There has been an attempt to quantify the incidence of complications in an office-based setting. The American Association for Ambulatory Plastic Surgery Facilities (AAAPSF) mailed a survey to their members to determine the incidence of complications occurring in office facilities.[195] The overall response rate was 57%. The findings showed that 0.47% of patients had at least one complication, including bleeding, hypertension, infection, and hypotension, and 1 of 57,000 patients died. Assuming that these are very minor procedures performed only on healthy individuals, a rate of mortality that is three times the current estimate for anesthesia-related complications is a concern. Further research and quality-assurance mechanisms need to be in place before this practice is generalized. One of the problems inherent in an office-based setting is the inability to perform quality-assurance reviews. For example, few surgeons or anesthesiologists would be willing to allow their "competitors" to review their complication rate unless mandated to perform such a review.

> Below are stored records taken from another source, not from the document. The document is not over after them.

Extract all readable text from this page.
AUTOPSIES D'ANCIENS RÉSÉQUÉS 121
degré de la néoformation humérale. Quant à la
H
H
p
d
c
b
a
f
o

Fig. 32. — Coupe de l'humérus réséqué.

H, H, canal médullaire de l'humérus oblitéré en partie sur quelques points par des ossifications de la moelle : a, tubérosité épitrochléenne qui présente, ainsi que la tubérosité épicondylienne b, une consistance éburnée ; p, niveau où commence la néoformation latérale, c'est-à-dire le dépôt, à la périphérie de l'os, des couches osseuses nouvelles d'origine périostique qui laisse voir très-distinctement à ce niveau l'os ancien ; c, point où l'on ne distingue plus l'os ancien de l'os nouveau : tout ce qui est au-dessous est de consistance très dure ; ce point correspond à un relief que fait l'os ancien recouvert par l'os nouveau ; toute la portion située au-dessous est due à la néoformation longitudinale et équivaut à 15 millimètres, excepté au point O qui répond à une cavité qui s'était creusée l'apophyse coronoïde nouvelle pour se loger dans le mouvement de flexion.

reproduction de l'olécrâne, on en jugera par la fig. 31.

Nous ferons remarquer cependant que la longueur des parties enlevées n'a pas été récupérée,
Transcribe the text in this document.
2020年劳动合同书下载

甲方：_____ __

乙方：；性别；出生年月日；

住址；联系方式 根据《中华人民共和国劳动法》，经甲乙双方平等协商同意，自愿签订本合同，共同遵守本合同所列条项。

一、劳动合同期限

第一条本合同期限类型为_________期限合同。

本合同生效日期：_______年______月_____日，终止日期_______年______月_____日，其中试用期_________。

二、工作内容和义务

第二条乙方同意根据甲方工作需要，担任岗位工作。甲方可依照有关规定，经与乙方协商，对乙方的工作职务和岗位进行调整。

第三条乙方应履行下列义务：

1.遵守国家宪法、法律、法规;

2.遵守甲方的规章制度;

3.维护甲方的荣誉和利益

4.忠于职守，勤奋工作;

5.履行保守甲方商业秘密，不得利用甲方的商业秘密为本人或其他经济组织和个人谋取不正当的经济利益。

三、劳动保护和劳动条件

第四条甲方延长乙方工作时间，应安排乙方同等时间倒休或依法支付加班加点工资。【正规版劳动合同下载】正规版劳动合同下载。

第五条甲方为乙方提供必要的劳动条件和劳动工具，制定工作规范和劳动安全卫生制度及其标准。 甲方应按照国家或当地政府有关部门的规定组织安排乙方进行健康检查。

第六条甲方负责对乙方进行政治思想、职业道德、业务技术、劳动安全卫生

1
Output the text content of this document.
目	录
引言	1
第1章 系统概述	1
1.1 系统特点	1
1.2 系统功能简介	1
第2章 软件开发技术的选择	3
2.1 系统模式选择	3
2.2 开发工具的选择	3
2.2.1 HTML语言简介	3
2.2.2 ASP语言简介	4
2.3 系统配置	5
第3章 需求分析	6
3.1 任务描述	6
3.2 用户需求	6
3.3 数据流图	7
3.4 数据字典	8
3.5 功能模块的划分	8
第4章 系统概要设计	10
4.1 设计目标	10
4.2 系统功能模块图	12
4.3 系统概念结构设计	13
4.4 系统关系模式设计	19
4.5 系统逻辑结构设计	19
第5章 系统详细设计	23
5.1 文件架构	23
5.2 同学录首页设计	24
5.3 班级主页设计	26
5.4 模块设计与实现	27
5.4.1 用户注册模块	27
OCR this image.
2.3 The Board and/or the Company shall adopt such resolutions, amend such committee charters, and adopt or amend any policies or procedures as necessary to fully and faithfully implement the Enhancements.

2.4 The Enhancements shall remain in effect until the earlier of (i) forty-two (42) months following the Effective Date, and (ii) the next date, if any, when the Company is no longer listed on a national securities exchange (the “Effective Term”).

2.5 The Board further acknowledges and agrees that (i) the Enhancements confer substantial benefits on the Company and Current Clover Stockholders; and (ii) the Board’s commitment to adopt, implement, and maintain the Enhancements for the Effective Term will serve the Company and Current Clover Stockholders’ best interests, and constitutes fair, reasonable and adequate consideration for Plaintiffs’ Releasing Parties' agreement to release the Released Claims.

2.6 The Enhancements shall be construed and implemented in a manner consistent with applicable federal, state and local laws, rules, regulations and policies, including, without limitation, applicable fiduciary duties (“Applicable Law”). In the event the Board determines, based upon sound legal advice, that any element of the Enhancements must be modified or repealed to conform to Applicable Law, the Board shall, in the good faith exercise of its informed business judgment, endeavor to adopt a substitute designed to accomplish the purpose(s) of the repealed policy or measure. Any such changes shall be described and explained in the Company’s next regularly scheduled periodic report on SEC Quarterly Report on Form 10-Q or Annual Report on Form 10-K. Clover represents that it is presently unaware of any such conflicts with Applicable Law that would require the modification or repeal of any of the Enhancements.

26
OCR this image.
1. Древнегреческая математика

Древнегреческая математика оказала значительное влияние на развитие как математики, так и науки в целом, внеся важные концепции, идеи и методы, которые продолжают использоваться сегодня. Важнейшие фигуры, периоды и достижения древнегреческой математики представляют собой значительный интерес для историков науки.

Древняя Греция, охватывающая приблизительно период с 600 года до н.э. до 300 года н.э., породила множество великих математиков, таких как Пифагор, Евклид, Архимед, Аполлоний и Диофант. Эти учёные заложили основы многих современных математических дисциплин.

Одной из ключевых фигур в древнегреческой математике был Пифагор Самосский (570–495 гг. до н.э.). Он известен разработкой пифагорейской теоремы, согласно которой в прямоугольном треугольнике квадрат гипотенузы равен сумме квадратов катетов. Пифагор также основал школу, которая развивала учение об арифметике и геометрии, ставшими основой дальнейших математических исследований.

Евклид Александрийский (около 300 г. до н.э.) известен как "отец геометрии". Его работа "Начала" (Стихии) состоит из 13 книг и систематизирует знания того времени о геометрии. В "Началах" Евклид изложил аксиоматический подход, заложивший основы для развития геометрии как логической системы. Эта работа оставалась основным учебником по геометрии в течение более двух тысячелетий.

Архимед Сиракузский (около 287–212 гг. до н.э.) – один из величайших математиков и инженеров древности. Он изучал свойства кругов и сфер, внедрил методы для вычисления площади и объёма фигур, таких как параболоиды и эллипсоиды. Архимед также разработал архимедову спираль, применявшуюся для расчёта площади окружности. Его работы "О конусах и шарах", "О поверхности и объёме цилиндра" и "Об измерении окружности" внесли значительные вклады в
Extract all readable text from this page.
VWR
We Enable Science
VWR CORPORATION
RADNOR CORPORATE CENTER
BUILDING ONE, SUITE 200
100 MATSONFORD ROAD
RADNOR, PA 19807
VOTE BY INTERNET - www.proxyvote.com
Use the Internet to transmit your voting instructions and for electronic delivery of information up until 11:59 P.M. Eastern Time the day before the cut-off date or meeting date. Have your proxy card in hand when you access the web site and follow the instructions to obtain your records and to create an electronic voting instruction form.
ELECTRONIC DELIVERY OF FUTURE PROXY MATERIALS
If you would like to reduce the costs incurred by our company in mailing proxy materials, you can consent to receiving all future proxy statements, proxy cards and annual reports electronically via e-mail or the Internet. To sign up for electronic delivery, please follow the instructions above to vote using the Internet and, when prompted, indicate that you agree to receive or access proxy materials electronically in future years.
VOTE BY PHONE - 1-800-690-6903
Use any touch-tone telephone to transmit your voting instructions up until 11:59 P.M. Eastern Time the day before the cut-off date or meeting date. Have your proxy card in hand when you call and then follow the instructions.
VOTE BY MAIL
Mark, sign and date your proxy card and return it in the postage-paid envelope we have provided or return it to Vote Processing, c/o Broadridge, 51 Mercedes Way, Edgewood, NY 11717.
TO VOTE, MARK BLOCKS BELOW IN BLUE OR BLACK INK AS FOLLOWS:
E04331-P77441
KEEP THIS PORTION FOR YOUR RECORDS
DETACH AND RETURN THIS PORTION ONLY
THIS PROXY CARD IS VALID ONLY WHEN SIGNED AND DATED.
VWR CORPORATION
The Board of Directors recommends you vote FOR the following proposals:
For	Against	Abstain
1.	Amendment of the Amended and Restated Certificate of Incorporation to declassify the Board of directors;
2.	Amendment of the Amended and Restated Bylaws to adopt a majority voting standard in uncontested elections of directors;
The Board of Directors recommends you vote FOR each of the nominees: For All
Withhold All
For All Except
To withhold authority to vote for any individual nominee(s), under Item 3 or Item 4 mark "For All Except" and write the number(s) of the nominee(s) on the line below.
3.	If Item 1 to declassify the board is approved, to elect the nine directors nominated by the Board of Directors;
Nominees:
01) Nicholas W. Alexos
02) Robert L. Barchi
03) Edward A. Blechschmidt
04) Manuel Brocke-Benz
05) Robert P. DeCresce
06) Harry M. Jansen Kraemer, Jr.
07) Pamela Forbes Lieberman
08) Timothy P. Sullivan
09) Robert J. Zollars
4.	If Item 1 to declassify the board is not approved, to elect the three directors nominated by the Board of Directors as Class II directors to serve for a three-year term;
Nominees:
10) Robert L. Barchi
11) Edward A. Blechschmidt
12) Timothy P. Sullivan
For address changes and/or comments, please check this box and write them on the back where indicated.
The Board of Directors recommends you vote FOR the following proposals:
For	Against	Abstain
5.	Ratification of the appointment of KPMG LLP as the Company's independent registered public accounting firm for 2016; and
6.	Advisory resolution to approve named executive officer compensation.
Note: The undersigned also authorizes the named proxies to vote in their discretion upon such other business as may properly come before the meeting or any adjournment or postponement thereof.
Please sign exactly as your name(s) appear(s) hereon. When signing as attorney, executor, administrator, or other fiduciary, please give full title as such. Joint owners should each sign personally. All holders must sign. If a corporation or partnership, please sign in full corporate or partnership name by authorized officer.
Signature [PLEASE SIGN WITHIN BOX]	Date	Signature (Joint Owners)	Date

The problems in evaluating the risk of outpatient surgery include the lack of any large database compiled from a diverse group of settings and the lack of uniform standards for quality assurance. Although the Joint Committee for the Accreditation of Hospitals accredits ASCs, as do two other organizations, accreditation is still not wide-spread and remains optional. Although ambulatory care centers have led the way in performing appropriate follow-up of their patients at home, such follow-up is not uniformly complete. As of 1998, only three states had established regulations for office-based settings, and these regulations vary greatly. The implications of the lack of regulation are unclear, but issues related to emergency plans and resuscitation equipment may be left to the discretion of the local personnel, potentially placing patients at risk.

The decision to perform a procedure in an ambulatory setting is based on the surgeon's preference and the insurance company's mandates. Frequently, a case series by a surgeon or review by an insurance company demonstrates that otherwise healthy individuals can undergo a given procedure safely in an outpatient setting. The need for subsequent medical attention or use of resources at home is not necessarily taken into account. This may lead to insurance company mandates that the procedure be performed in all patients in an ambulatory setting. The generalization from healthy individuals to patients with comorbid disease may not be justified in the absence of data to demonstrate its safety. As an advocate for the patient, the anesthesiologist should continue to evaluate the safety of such practices and determine when the risks of ambulatory surgery outweigh any potential benefits. It is also important to determine whether the insurance companies are in essence transferring the risk of undergoing surgery from the medical system to the patient.